Reports and Visualisation

Data and analysis results can be viewed in a number of ways in FSL-MRS, and at all stages of processing.

There are five ways of visualising/interacting with MRS data in FSL-MRS:

  1. Quick glance (human-readable, non-interactive)

  2. CSV files (human- and machine-readable)

  3. HTML reports (fairly interactive)

  4. FSLeyes (highly interactive)

  5. SVS results dashboard (interactive)

1. Quick glance

The first thing one might want to do when given a FID file or simulated spectra is to have a quick look at the spectra to see if they look like one would expect. To get a sense of the dimensionality and basic status of the data run mrs_tools info for a quick text summary. FSL-MRS then provides a light-weight script (mrs_tools vis) to quickly visualise the MRS or MRSI data. For example, running mrs_tools vis on the provided example SVS data:

mrs_tools vis example_usage/example_data/metab.nii

gives the following basic plot:

_images/mrs_vis_svs.png

Note that the reason mrs_tools vis “knows” how to scale the x-axis is that the relevant information is stored in the NIfTI-MRS MRS header extension (namely the dwell time and the central frequency).

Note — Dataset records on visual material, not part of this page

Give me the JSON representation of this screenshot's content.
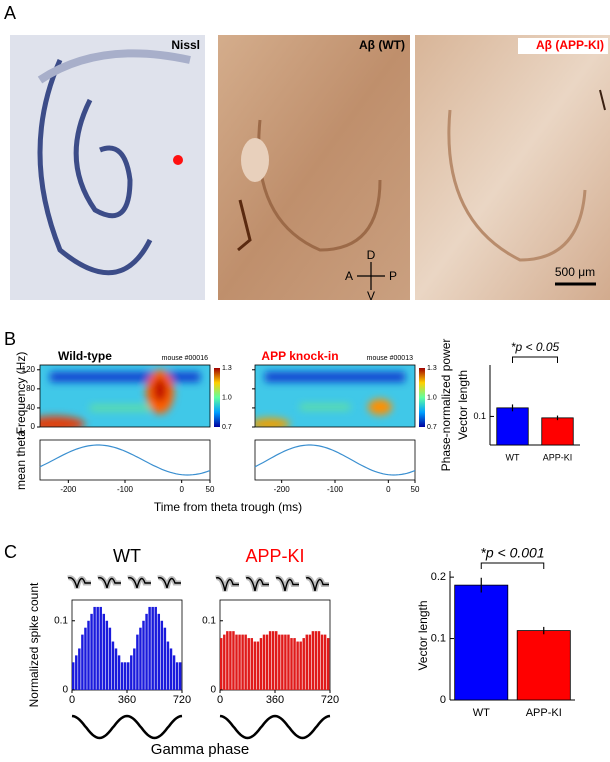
{
  "panel_labels": [
    "A",
    "B",
    "C"
  ],
  "panel_a": {
    "images": [
      {
        "label": "Nissl"
      },
      {
        "label": "Aβ (WT)"
      },
      {
        "label": "Aβ (APP-KI)"
      }
    ],
    "compass": {
      "up": "D",
      "down": "V",
      "left": "A",
      "right": "P"
    },
    "scale_bar": "500 μm"
  },
  "panel_b": {
    "heatmaps": [
      {
        "title": "Wild-type",
        "mouse": "mouse #00016",
        "title_color": "#000000"
      },
      {
        "title": "APP knock-in",
        "mouse": "mouse #00013",
        "title_color": "#ff0000"
      }
    ],
    "y_label": "Frequency (Hz)",
    "heat_ylim": [
      0,
      130
    ],
    "heat_yticks": [
      0,
      40,
      80,
      120
    ],
    "colorbar_lim": [
      0.7,
      1.3
    ],
    "colorbar_ticks": [
      1.3,
      {
        "value": 1.0,
        "label": "1.0"
      },
      0.7
    ],
    "colorbar_label": "Phase-normalized power",
    "trace_label": "mean theta",
    "xlim": [
      -250,
      50
    ],
    "xticks": [
      -200,
      -100,
      0,
      50
    ],
    "x_label": "Time from theta trough (ms)",
    "bar_chart": {
      "type": "bar",
      "y_label": "Vector length",
      "categories": [
        "WT",
        "APP-KI"
      ],
      "values": [
        0.13,
        0.095
      ],
      "errors": [
        0.012,
        0.008
      ],
      "colors": [
        "#0000ff",
        "#ff0000"
      ],
      "ylim": [
        0,
        0.28
      ],
      "yticks": [
        0.1
      ],
      "annotation": "*p < 0.05"
    }
  },
  "panel_c": {
    "histograms": [
      {
        "title": "WT",
        "title_color": "#000000",
        "color": "#1a1adc",
        "counts": [
          0.04,
          0.05,
          0.06,
          0.08,
          0.09,
          0.1,
          0.11,
          0.12,
          0.12,
          0.12,
          0.11,
          0.1,
          0.09,
          0.07,
          0.06,
          0.05,
          0.04,
          0.04,
          0.04,
          0.05,
          0.06,
          0.08,
          0.09,
          0.1,
          0.11,
          0.12,
          0.12,
          0.12,
          0.11,
          0.1,
          0.09,
          0.07,
          0.06,
          0.05,
          0.04,
          0.04
        ]
      },
      {
        "title": "APP-KI",
        "title_color": "#ff0000",
        "color": "#e01a1a",
        "counts": [
          0.075,
          0.08,
          0.085,
          0.085,
          0.085,
          0.08,
          0.08,
          0.08,
          0.08,
          0.075,
          0.075,
          0.07,
          0.07,
          0.075,
          0.08,
          0.08,
          0.085,
          0.085,
          0.085,
          0.08,
          0.08,
          0.08,
          0.08,
          0.075,
          0.075,
          0.07,
          0.07,
          0.075,
          0.08,
          0.08,
          0.085,
          0.085,
          0.085,
          0.08,
          0.08,
          0.075
        ]
      }
    ],
    "bins": [
      0,
      20,
      40,
      60,
      80,
      100,
      120,
      140,
      160,
      180,
      200,
      220,
      240,
      260,
      280,
      300,
      320,
      340,
      360,
      380,
      400,
      420,
      440,
      460,
      480,
      500,
      520,
      540,
      560,
      580,
      600,
      620,
      640,
      660,
      680,
      700,
      720
    ],
    "xlim": [
      0,
      720
    ],
    "xticks": [
      0,
      360,
      720
    ],
    "ylim": [
      0,
      0.13
    ],
    "yticks": [
      0,
      0.1
    ],
    "y_label": "Normalized spike count",
    "x_label": "Gamma phase",
    "bar_chart": {
      "type": "bar",
      "y_label": "Vector length",
      "categories": [
        "WT",
        "APP-KI"
      ],
      "values": [
        0.187,
        0.113
      ],
      "errors": [
        0.012,
        0.006
      ],
      "colors": [
        "#0000ff",
        "#ff0000"
      ],
      "ylim": [
        0,
        0.21
      ],
      "yticks": [
        0,
        0.1,
        0.2
      ],
      "annotation": "*p < 0.001"
    }
  }
}
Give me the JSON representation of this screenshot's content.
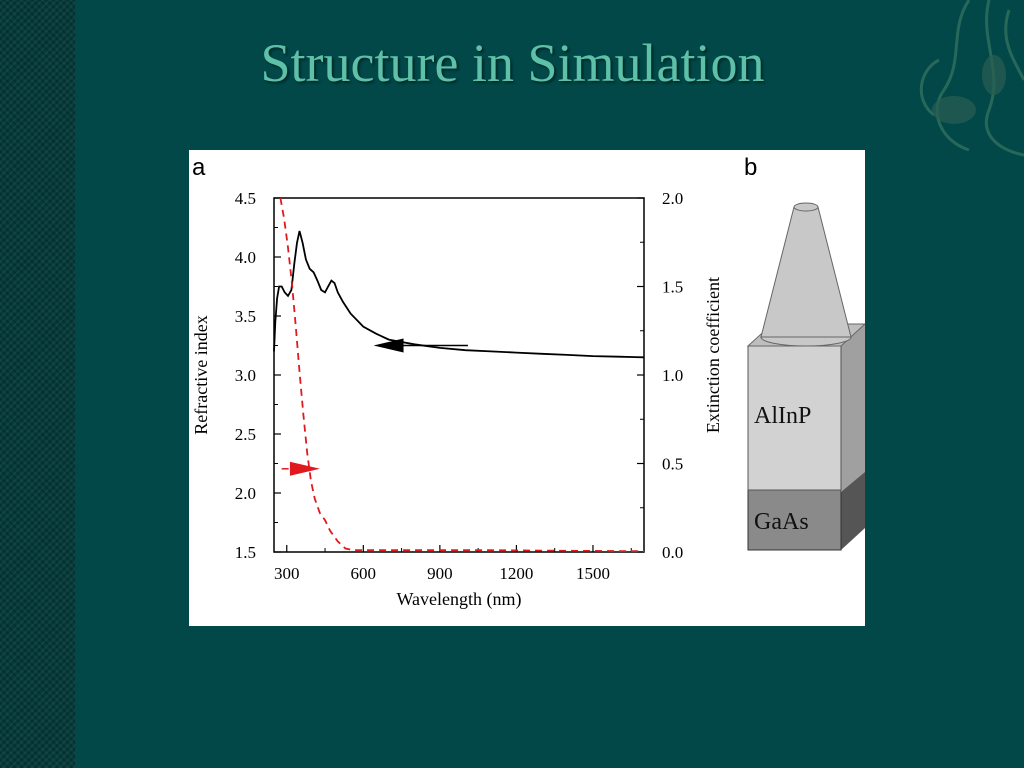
{
  "slide": {
    "title": "Structure in Simulation",
    "background_color": "#024848",
    "title_color": "#5fc0a8"
  },
  "panels": {
    "a_label": "a",
    "b_label": "b"
  },
  "chart_data": {
    "type": "line",
    "xlabel": "Wavelength (nm)",
    "ylabel_left": "Refractive index",
    "ylabel_right": "Extinction coefficient",
    "xlim": [
      250,
      1700
    ],
    "ylim_left": [
      1.5,
      4.5
    ],
    "ylim_right": [
      0.0,
      2.0
    ],
    "x_ticks": [
      300,
      600,
      900,
      1200,
      1500
    ],
    "x_tick_labels": [
      "300",
      "600",
      "900",
      "1200",
      "1500"
    ],
    "y_left_ticks": [
      1.5,
      2.0,
      2.5,
      3.0,
      3.5,
      4.0,
      4.5
    ],
    "y_left_tick_labels": [
      "1.5",
      "2.0",
      "2.5",
      "3.0",
      "3.5",
      "4.0",
      "4.5"
    ],
    "y_right_ticks": [
      0.0,
      0.5,
      1.0,
      1.5,
      2.0
    ],
    "y_right_tick_labels": [
      "0.0",
      "0.5",
      "1.0",
      "1.5",
      "2.0"
    ],
    "series": [
      {
        "axis": "left",
        "color": "#000000",
        "style": "solid",
        "x": [
          250,
          255,
          262,
          270,
          280,
          292,
          305,
          318,
          330,
          340,
          350,
          362,
          375,
          390,
          405,
          420,
          435,
          450,
          462,
          475,
          487,
          500,
          520,
          550,
          600,
          650,
          700,
          750,
          800,
          900,
          1000,
          1100,
          1200,
          1300,
          1400,
          1500,
          1600,
          1700
        ],
        "y": [
          3.2,
          3.45,
          3.65,
          3.75,
          3.75,
          3.7,
          3.67,
          3.72,
          3.95,
          4.12,
          4.22,
          4.12,
          3.98,
          3.9,
          3.87,
          3.8,
          3.72,
          3.7,
          3.75,
          3.8,
          3.78,
          3.7,
          3.62,
          3.52,
          3.41,
          3.35,
          3.3,
          3.28,
          3.26,
          3.23,
          3.21,
          3.2,
          3.19,
          3.18,
          3.17,
          3.16,
          3.155,
          3.15
        ]
      },
      {
        "axis": "right",
        "color": "#e0191e",
        "style": "dashed",
        "x": [
          275,
          290,
          305,
          320,
          335,
          350,
          365,
          380,
          395,
          410,
          430,
          450,
          470,
          500,
          530,
          560,
          600,
          700,
          800,
          900,
          1000,
          1100,
          1200,
          1300,
          1400,
          1500,
          1600,
          1700
        ],
        "y": [
          2.0,
          1.88,
          1.72,
          1.52,
          1.28,
          1.02,
          0.78,
          0.56,
          0.4,
          0.3,
          0.22,
          0.18,
          0.12,
          0.06,
          0.02,
          0.01,
          0.01,
          0.01,
          0.01,
          0.01,
          0.01,
          0.01,
          0.009,
          0.008,
          0.007,
          0.006,
          0.005,
          0.005
        ]
      }
    ],
    "annotations": [
      {
        "kind": "arrow",
        "color": "#000000",
        "axis": "left",
        "direction": "left",
        "x_from": 1010,
        "x_to": 640,
        "y": 3.25
      },
      {
        "kind": "arrow",
        "color": "#e0191e",
        "axis": "right",
        "direction": "right",
        "x_from": 280,
        "x_to": 430,
        "y": 0.47
      }
    ]
  },
  "structure": {
    "labels": {
      "upper_block": "AlInP",
      "lower_block": "GaAs"
    },
    "colors": {
      "cone": "#c8c8c8",
      "upper_front": "#d2d2d2",
      "upper_side": "#a0a0a0",
      "upper_top": "#bebebe",
      "lower_front": "#8a8a8a",
      "lower_side": "#555555"
    }
  }
}
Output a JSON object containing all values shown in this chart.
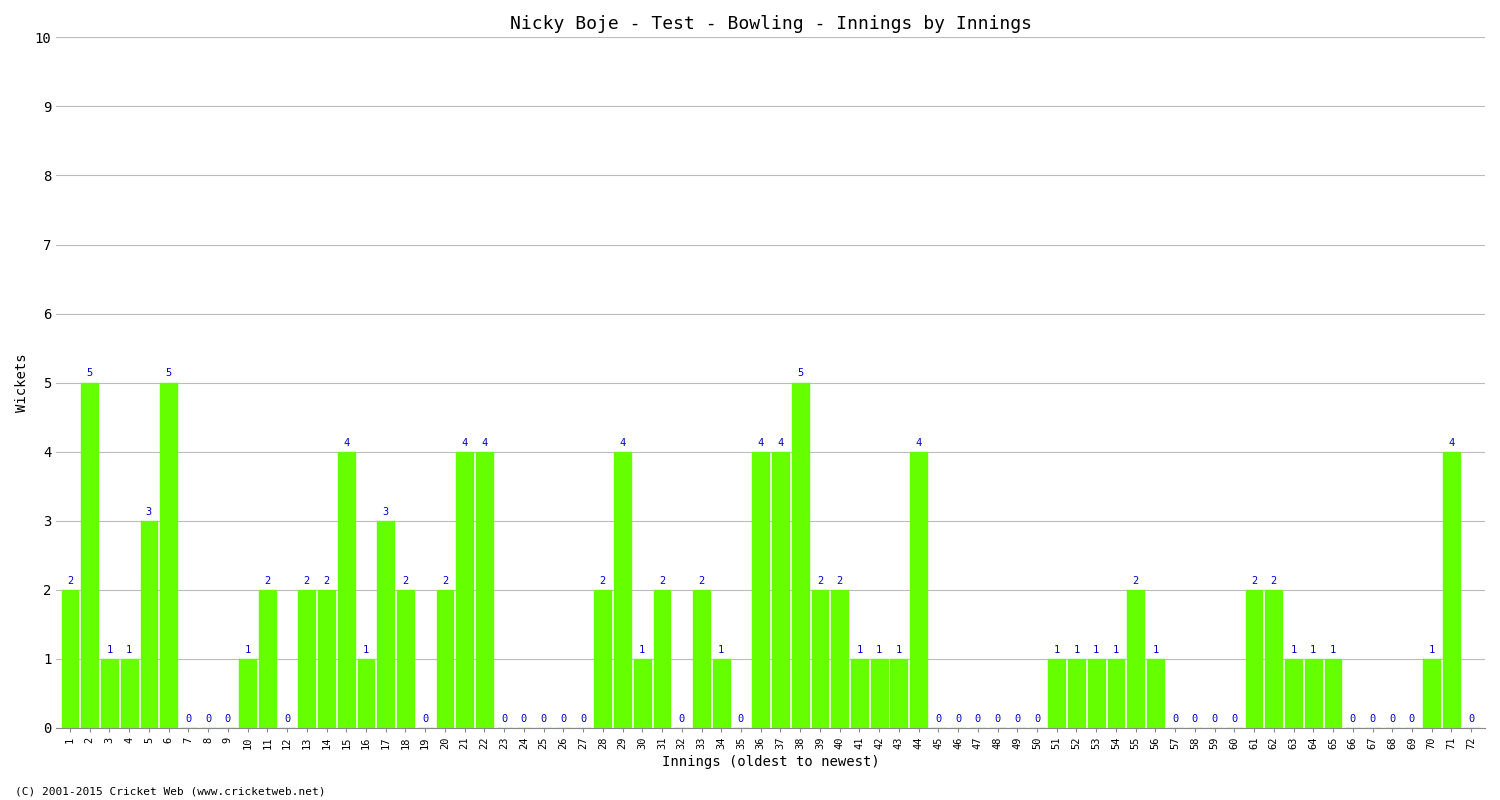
{
  "title": "Nicky Boje - Test - Bowling - Innings by Innings",
  "xlabel": "Innings (oldest to newest)",
  "ylabel": "Wickets",
  "bar_color": "#66ff00",
  "label_color": "#0000cc",
  "background_color": "#ffffff",
  "grid_color": "#bbbbbb",
  "ylim": [
    0,
    10
  ],
  "yticks": [
    0,
    1,
    2,
    3,
    4,
    5,
    6,
    7,
    8,
    9,
    10
  ],
  "copyright": "(C) 2001-2015 Cricket Web (www.cricketweb.net)",
  "innings": [
    1,
    2,
    3,
    4,
    5,
    6,
    7,
    8,
    9,
    10,
    11,
    12,
    13,
    14,
    15,
    16,
    17,
    18,
    19,
    20,
    21,
    22,
    23,
    24,
    25,
    26,
    27,
    28,
    29,
    30,
    31,
    32,
    33,
    34,
    35,
    36,
    37,
    38,
    39,
    40,
    41,
    42,
    43,
    44,
    45,
    46,
    47,
    48,
    49,
    50,
    51,
    52,
    53,
    54,
    55,
    56,
    57,
    58,
    59,
    60,
    61,
    62,
    63,
    64,
    65,
    66,
    67,
    68,
    69,
    70,
    71,
    72
  ],
  "wickets": [
    2,
    5,
    1,
    1,
    3,
    5,
    0,
    0,
    0,
    1,
    2,
    0,
    2,
    2,
    4,
    1,
    3,
    2,
    0,
    2,
    4,
    4,
    0,
    0,
    0,
    0,
    0,
    2,
    4,
    1,
    2,
    0,
    2,
    1,
    0,
    4,
    4,
    5,
    2,
    2,
    1,
    1,
    1,
    4,
    0,
    0,
    0,
    0,
    0,
    0,
    1,
    1,
    1,
    1,
    2,
    1,
    0,
    0,
    0,
    0,
    2,
    2,
    1,
    1,
    1,
    0,
    0,
    0,
    0,
    1,
    4,
    0
  ]
}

mrs_tools vis can also visualise a folder of mrs data:

mrs_tools vis ./converted_data_dir/
_images/mrs_vis_dir.png

We can also run mrs_tools vis to visualise the metabolite basis. Again below we do so for the simulated basis provided with the example data:

mrs_tools vis example_usage/example_data/steam_11ms/
_images/mrs_vis_basis.png

Additionally, the fsl_mrs and fsl_mrsi wrapper scripts output a PNG file (fit_summary.png) that summarises the fitting (overlays the FID spectrum, baseline, and model prediction). An example such file is shown below:

_images/fit_summary.png

When a T1 image is provided, the SVS voxel location is also shown both the HTML reports and in a PNG file (voxel_location.png):

_images/voxel_location.png

2. CSV files

The FSL-MRS wrapper scripts generate several CSV files containing the fitted concentrations, QC values, and MCMC samples (when using the flag --algo MH). These can be read out by another tool (e.g. Pandas) for further analyses/statistics.

3. HTML Reports

FSL-MRS can generate interactive HTML reports either through the wrapper scripts (fsl_mrs and fsl_mrsi) or from within a python script or IPython/Jupyter Notebook session. The interactive visualisation uses the Plotly library and allows one to interrogate the FID data and fitting, as well as looking at the correlation between fitted concentrations, uncertainties, and visualising single metabolite spectra alongside the data.

4. FSLeyes

A very powerful way to visualise MRS data is FSLeyes (for compatibility with FSL-MRS, this requires FSLeyes version 0.32.0 or later). This is particularly useful for MRSI data, where we can simultaneously view the spectrum and fitted model alongside the anatomical image and interactively navigate from voxel to voxel.

Below are instructions for loading and configuring FSLeyes to work with MRSI data. Say the input FID (used for fitting) is FID_Metab.nii.gz and the output from fsl_mrsi is a folder called mrsi_output. You can load these data into FSLeyes with:

fsleyes  mrsi_out/{fit.nii.gz,baseline.nii.gz,residual.nii.gz} FID_Metab.nii.gz T1.nii &

Then open View=>Power Spectra, select the FID/fit/baseline/residuals as required for display.

Now to make the power-spectrum display nicely, we need to change the x-axis scaling/shifting to be compatible with MRS conventions (shifted PPM). Open the Power spetrum control panel, and do the following:

  • Invert X axis

  • Set X axis scale to 1/{central frequency}

  • Set X axis offset to 4.65 (Shift of water to Tetramethylsilane)

  • Untick “Autoscale X” and Set X axis limits to a desired PPM range (e.g. [.2,4.2])

  • Untick “Normalise to unit variance”

You should be able to see something like this (after playing around with changing the colours and the panel locations):

_images/fsleyes.png

5. SVS results dashboard

Warning: experimental / new feature

The results from multiple single voxel (SVS) fits can be viewed on a single webpage by using the fsl_mrs_summarise command. For example:

fsl_mrs_summarise dir results_dir/

or

fsl_mrs_summarise list results.txt

Where results_dir/ contains sub-directories of results generated by the fsl_mrs command, or results.txt contains a line-separated list of directories.

_images/fsl_mrs_summarise_0.png

This generates an interactive Dash app that displays metabolite concentrations, uncertainties, and QC parameters (SNR and linewidths). Sumamry statistics are given in table form below.

By selecting one of the plotted datasets, the data + fit is displayed lower in the page.

_images/fsl_mrs_summarise_1.png _images/fsl_mrs_summarise_2.png

The single dataset + fit is displayed next to the mean (±1SD) data and fit.